EU Verteidigungsminister in Athen
Ministros da Defesa da UE reunidos em março último: sorrisos escondem as diferençasFoto: AP

Velha e orgulhosa Europa - Um bom exemplo são as relações desencadeadas pelas palavras de Donald Rumsfeld. O termo "Velha Europa", ao invés de deixar França e Alemanha ofendidas, acabou por fortalecer o orgulho e a sensação de superioridade dos dois países em relação aos EUA (quiçá ao resto do mundo?). Enquanto isso, o espectador do cenário político internacional pôde presenciar como várias nações do Leste Europeu, filhas do comunismo, agarrarem-se com unhas e dentes às ordens ditadas pelo outro lado do Atlântico.

Pós-heróicos e ingênuos -

"A velha Europa, honrosamente representada pela França e pela Alemanha, é a facção avançada do Ocidente, que, através das lições do século 20, acabou voltando-se para uma forma civilizatória pós-heróica", disparou o filósofo alemão Peter Sloterdijk. O pós-heróico, para Sloterdijk, é aqui inversamente proporcional ao que Bush e Rumsfeld representariam: uma espécie de realismo ingênuo e isento de reflexão, que divide o mundo entre o bem e o mal. E, como se não bastasse, ataca esse mal, em nome do bem.

Curiosamente, é exatamente atrás desse maniqueísmo que correm alguns dos atuais membros da UE e parte dos países que ingressam brevemente no bloco. Frente a uma situação como essas, há de se perguntar como a UE pretende estabelecer uma política externa e de defesa comum, se a recente guerra provou que não há consenso entre seus membros?

Presidente onipotente? -

E em uma eventual divisão futura de poder, a quem delegar mais ou menos voz? Enquanto os grandes do bloco defendem o fortalecimento do Conselho Europeu e a criação do cargo de um presidente - o que aboliria a presidência rotativa - países menores, encabeçados pela Holanda, vêem na perpetuação do sistema atual a única forma democrática para o futuro da União.

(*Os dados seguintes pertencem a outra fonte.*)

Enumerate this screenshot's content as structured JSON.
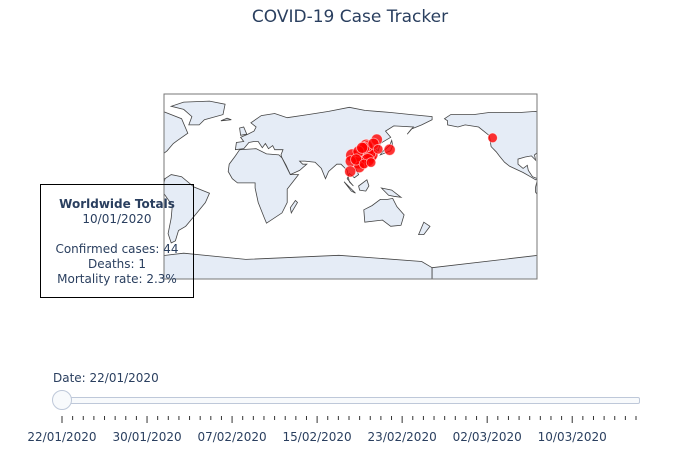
{
  "title": "COVID-19 Case Tracker",
  "colors": {
    "land": "#e5ecf6",
    "ocean": "#ffffff",
    "coast": "#444444",
    "marker": "#ff0000",
    "text": "#2a3f5f"
  },
  "totals": {
    "heading": "Worldwide Totals",
    "date": "10/01/2020",
    "confirmed": "Confirmed cases: 44",
    "deaths": "Deaths: 1",
    "mortality": "Mortality rate: 2.3%"
  },
  "slider": {
    "current_label": "Date: 22/01/2020",
    "current_index": 0,
    "steps_count": 54,
    "major_every": 8,
    "tick_labels": [
      "22/01/2020",
      "30/01/2020",
      "07/02/2020",
      "15/02/2020",
      "23/02/2020",
      "02/03/2020",
      "10/03/2020"
    ]
  },
  "chart_data": {
    "type": "scattergeo",
    "projection": "equirectangular",
    "points": [
      {
        "lon": 112.3,
        "lat": 30.9,
        "size": 10
      },
      {
        "lon": 113.4,
        "lat": 23.3,
        "size": 8
      },
      {
        "lon": 120.1,
        "lat": 29.2,
        "size": 8
      },
      {
        "lon": 116.4,
        "lat": 40.0,
        "size": 8
      },
      {
        "lon": 121.5,
        "lat": 31.2,
        "size": 8
      },
      {
        "lon": 107.9,
        "lat": 30.1,
        "size": 8
      },
      {
        "lon": 102.7,
        "lat": 30.6,
        "size": 8
      },
      {
        "lon": 113.6,
        "lat": 33.9,
        "size": 8
      },
      {
        "lon": 111.7,
        "lat": 27.6,
        "size": 8
      },
      {
        "lon": 117.2,
        "lat": 31.8,
        "size": 8
      },
      {
        "lon": 115.7,
        "lat": 27.6,
        "size": 8
      },
      {
        "lon": 118.1,
        "lat": 36.3,
        "size": 8
      },
      {
        "lon": 119.5,
        "lat": 32.9,
        "size": 8
      },
      {
        "lon": 117.9,
        "lat": 26.1,
        "size": 8
      },
      {
        "lon": 108.8,
        "lat": 23.8,
        "size": 8
      },
      {
        "lon": 101.5,
        "lat": 24.9,
        "size": 7
      },
      {
        "lon": 109.7,
        "lat": 19.2,
        "size": 7
      },
      {
        "lon": 117.3,
        "lat": 39.3,
        "size": 7
      },
      {
        "lon": 114.5,
        "lat": 38.0,
        "size": 7
      },
      {
        "lon": 126.6,
        "lat": 45.8,
        "size": 7
      },
      {
        "lon": 123.4,
        "lat": 41.8,
        "size": 7
      },
      {
        "lon": 108.9,
        "lat": 34.3,
        "size": 7
      },
      {
        "lon": 106.7,
        "lat": 26.6,
        "size": 7
      },
      {
        "lon": 112.5,
        "lat": 37.9,
        "size": 7
      },
      {
        "lon": 114.2,
        "lat": 22.3,
        "size": 6
      },
      {
        "lon": 121.0,
        "lat": 23.7,
        "size": 6
      },
      {
        "lon": 127.9,
        "lat": 36.5,
        "size": 6
      },
      {
        "lon": 139.0,
        "lat": 36.0,
        "size": 7
      },
      {
        "lon": 100.9,
        "lat": 15.0,
        "size": 7
      },
      {
        "lon": -121.5,
        "lat": 47.5,
        "size": 6
      }
    ]
  }
}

Anunciou-se, há pouco, a entrada no que seria a etapa mais decisiva do trabalho da Convenção Européia: o momento em que seus membros deveriam finalizar um esboço de 16 artigos, que deveriam servir como base para um novo Contrato entre os membros da União. Em resposta a esse esboço, entretanto, surgiram nada mais nada menos que 1038 propostas de modificações.

Valery Giscard d'Estaing
Valéry Giscard d'Estaing, presidente da Convenção EuropéiaFoto: AP

Espelho das relações de poder - Com isso, anula-se quase tudo o que foi discutido em um ano e começa-se mais uma vez do zero. Há de se pensar que o atual estado das coisas dentro da Convenção Européia talvez seja um simples espelho das relações de poder entre os países da UE. Relações que se mostram tão frágeis, que nem os álbuns de família cheios de sorrisos, montados durante os encontros de cúpula, podem dar conta de fortalecer.

Em Atenas, estão reunidos no momento os chefes de governo da UE, tanto dos atuais membros quanto dos países que ingressam no bloco em 2004. Pela primeira vez, eles expõem a Giscard d'Estaing, presidente da Convenção, suas posições em relação ao papel de cada nação no bloco. Chega a hora, enfim, de detectar se a nova UE será capaz de se posicionar em torno de uma política externa comum ou se o conceito de uma Europa unida terá que se restringir apenas às gavetas dos burocratas de Bruxelas.